Government’s Chief of Staff, Lionel “Max” Hurst said Prime Minister Gaston Browne’s meeting with Scotiabank Antigua is still on but, there’s no telling whether it’ll take place on January 7 as requested by Browne. Hurst’s statement to OBSERVER media yesterday came less than 24 hours after he suggested on another radio station that Scotiabank Antigua had turned down the PM’s request to meet and discuss the sale of the institution.
On Thursday, a Pointe FM news items quoted Hurst saying, “The general manager of Scotiabank Antigua responded to the prime minister and in essence she said there was hardly any need for Scotiabank to meet with the government of Antigua and Barbuda because they had entered into an agreement with a private enterprise group to purchase the assets and liabilities, as it were Scotiabank Antigua, and as far as they were concerned it was a done deal. So, if the purpose of the meeting was to discuss that deal they didn’t see any purpose to do it.”
But yesterday, Hurst suggested that he was misquoted, and that it wasn’t the first time the entity had done so. While maintaining that Scotiabank said it saw no point in meeting, Hurst added that the bank’s general manager had more to say in the reply to PM Browne’s proposal to meet. He told OBSERVER media, “A week before they quoted me as well saying that the Deluxe Cinema was purchased by the government and I never said any such thing. We said that the government would take occupancy and they misunderstood it and so I can assure you that a meeting is planned between Scotiabank, the Republic National Holding Company and the Government of Antigua and Barbuda and we are awaiting confirmation on the date and that’s the only reason I cannot share it with you.”
When reminded that there was audio of him saying that the bank did not want to meet, he explained, “That is a part of what Scotiabank had to say but it is not all that of what Scotiabank had to say. Scotiabank’s response also included a sentence in which the general manager indicated that they would welcome a meeting with the government.” It should be noted that this quote was not part of the recording with Hurst on Pointe FM and the only statement from him was that the bank did not see any reason to have a meeting.
Last month, PM Browne threatened not to issue a vesting order to allow for the finalisation of the sale of Scotiabank’s Antigua branches to the Republic Financial Holdings Limited of Trinidad and Tobago. In a letter dated December 13, to Scotiabank’s General Manager Suzan Snaggs-Wilson, the prime minister called for a meeting to take place on January 7, 2019 between “the competent authorities of the Bank of Nova Scotia” and “representatives of a consortium, comprising the government and local banks and institutions”.

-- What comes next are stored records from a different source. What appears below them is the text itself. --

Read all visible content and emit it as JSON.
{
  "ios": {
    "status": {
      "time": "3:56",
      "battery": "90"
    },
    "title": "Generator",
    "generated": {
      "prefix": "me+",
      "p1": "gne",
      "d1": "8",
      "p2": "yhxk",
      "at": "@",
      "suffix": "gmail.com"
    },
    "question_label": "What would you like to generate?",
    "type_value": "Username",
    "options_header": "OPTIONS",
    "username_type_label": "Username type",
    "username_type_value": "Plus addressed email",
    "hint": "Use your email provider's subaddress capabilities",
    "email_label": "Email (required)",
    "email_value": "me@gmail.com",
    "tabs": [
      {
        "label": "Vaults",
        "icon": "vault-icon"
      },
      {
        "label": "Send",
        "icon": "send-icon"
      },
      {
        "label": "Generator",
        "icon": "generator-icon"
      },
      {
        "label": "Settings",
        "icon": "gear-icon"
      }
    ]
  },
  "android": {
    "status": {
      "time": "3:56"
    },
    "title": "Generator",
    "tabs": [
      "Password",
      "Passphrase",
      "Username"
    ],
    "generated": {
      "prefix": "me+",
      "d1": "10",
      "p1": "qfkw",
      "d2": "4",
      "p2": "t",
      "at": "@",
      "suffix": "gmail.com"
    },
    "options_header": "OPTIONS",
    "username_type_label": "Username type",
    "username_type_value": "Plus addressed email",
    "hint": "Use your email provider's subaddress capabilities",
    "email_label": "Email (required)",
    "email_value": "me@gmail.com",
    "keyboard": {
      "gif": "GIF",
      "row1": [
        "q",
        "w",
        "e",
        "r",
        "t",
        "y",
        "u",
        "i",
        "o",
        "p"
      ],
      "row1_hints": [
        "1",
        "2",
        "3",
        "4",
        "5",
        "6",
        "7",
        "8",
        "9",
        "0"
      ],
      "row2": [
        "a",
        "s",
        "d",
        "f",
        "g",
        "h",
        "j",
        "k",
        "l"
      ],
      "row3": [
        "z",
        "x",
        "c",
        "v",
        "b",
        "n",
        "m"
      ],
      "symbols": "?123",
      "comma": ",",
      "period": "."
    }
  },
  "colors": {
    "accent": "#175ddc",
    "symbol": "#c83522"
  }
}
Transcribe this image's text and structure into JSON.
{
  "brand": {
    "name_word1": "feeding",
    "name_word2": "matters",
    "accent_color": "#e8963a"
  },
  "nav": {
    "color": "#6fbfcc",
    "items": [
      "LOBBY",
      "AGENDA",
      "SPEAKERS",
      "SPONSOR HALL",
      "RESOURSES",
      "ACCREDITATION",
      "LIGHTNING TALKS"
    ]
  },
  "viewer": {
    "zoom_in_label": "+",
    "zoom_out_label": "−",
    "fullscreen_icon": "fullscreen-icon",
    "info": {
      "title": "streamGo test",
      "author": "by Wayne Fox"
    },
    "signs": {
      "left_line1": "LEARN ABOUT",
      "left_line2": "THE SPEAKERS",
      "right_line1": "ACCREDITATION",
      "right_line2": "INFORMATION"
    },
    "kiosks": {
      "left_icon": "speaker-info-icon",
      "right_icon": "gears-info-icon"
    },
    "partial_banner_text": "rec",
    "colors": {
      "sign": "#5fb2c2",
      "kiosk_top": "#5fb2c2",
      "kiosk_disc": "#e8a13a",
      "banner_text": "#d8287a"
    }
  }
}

The letter, which was also copied to the chairman of Republic Financial Holdings Limited, stated that Browne’s “primary concern is to build resilience in the local banking sector and reduce its vulnerability to derisking strategies employed by foreign owned entities that weaken our national capacity to participate in the global financial and trading system effectively.” The same day he issued that letter, the government’s Chief of Staff, Hurst, told the media at the post Cabinet press briefing “a consortium of local banks has signaled that they are sufficiently positioned to acquire the assets of the multinational bank, evidently up for sale.” He also said that the Cabinet agreed that these local banks ought to be given a first option to purchase.